The converse of the intermediate value theorem is false. Consider the topologist’s sine curve \begin{align} f(x) = \begin{cases} 0 & \text{if } x = 0 \\ \sin\left(\frac{1}{x}\right) & \text{otherwise} \end{cases} \end{align} The topologist’s sine curve is not continuous at $$0$$ but it satisfies the intermediate value property.

# Uniform Continuity

A function $$f : X \rightarrow Y$$ is uniform continuous on $$X$$ if for every $$\epsilon > 0$$, there exists $$\delta > 0$$ such that for every $$x$$ and $$p$$ in $$X$$, $$d(x, p) < \delta$$ implies $$d(f(x), f(p)) < \epsilon$$.

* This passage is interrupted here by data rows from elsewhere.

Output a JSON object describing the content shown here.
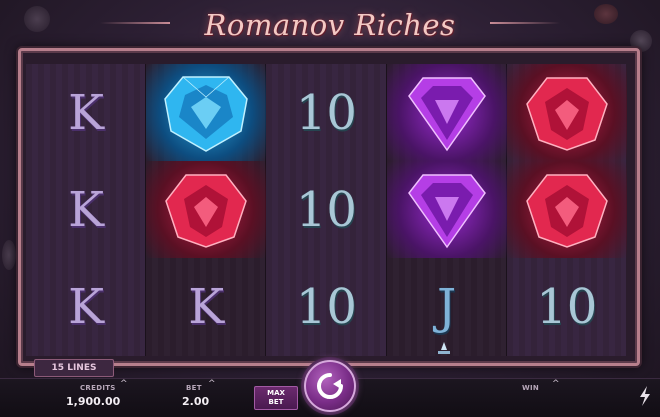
{
  "game": {
    "title": "Romanov Riches",
    "lines_label": "15 LINES"
  },
  "reels": [
    [
      "K",
      "K",
      "K"
    ],
    [
      "blue-sapphire",
      "red-ruby",
      "K"
    ],
    [
      "10",
      "10",
      "10"
    ],
    [
      "purple-amethyst",
      "purple-amethyst",
      "J"
    ],
    [
      "red-ruby",
      "red-ruby",
      "10"
    ]
  ],
  "controls": {
    "credits_label": "CREDITS",
    "credits_value": "1,900.00",
    "bet_label": "BET",
    "bet_value": "2.00",
    "maxbet_label_1": "MAX",
    "maxbet_label_2": "BET",
    "win_label": "WIN",
    "up_caret": "^"
  },
  "colors": {
    "title": "#f3c9c4",
    "frame": "#b77f8c",
    "spin_button": "#7a2d88",
    "letter_symbol": "#b9a4d8",
    "ten_symbol": "#a9c7d6"
  }
}
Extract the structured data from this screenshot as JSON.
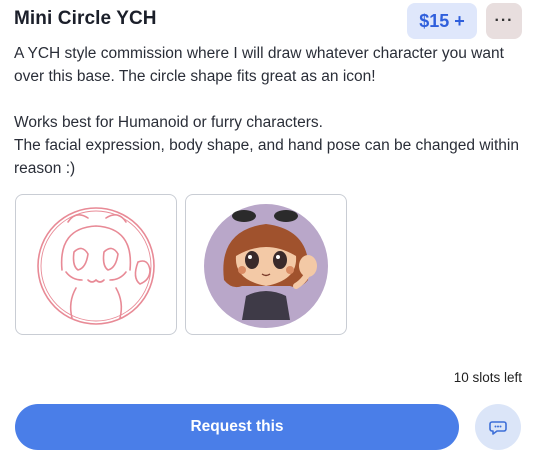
{
  "commission": {
    "title": "Mini Circle YCH",
    "price": "$15 +",
    "more_label": "···",
    "description": {
      "paragraph1": "A YCH style commission where I will draw whatever character you want over this base. The circle shape fits great as an icon!",
      "line2": "Works best for Humanoid or furry characters.",
      "line3": "The facial expression, body shape, and hand pose can be changed within reason :)"
    },
    "thumbnails": [
      {
        "icon": "sketch-base-image"
      },
      {
        "icon": "finished-example-image"
      }
    ],
    "slots_text": "10 slots left",
    "request_label": "Request this",
    "chat_icon": "chat-icon"
  },
  "colors": {
    "accent": "#4a7ee8",
    "price_bg": "#dfe7fb",
    "price_text": "#2f5fdc",
    "sketch_line": "#e88a96",
    "example_bg": "#b9a7c9"
  }
}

If $$K$$ is closed, define $$d(x, K) := \inf\limits_{y \in K} d(x, y)$$. $$d(x, K)$$ is a continuous function of $$x$$.

Lebesgue Covering Lemma. If $$\{U_\alpha\}$$ is an open cover of a compact metric space $$X$$ then there exists $$\delta > 0$$ (called the Lebesgue number of the cover) such that for every $$x \in X$$, $$B_\delta(x)$$ is contained in some $$U_\widehat{\alpha}$$ of the cover.

Proof. Since $$X$$ is compact, there exists a finite subcover $$\{U_{\alpha_i}\}_{i = 1}^n$$. Define $$f(x) = \frac{1}{n} \sum\limits_{i = 1}^n d(x, U_{\alpha_i})$$. $$f$$ is a continuous function on a compact set, so it must attain its minimum value $$\delta$$. Hence, if $$f(x) \geq \delta$$ then at least one of $$d(x, U_{\alpha_i}) \geq \delta$$. So, for this $$i$$, $$B_\delta(x) \subset U_{\alpha_i}$$. Notice $$\delta > 0$$ because $$f(x) > 0$$ at each $$x$$ due to $$U_{\alpha_i}$$. QED.

Theorem. Given $$f : X \rightarrow Y$$ and $$X$$ compact, $$f$$ is uniformly continuous on $$X$$.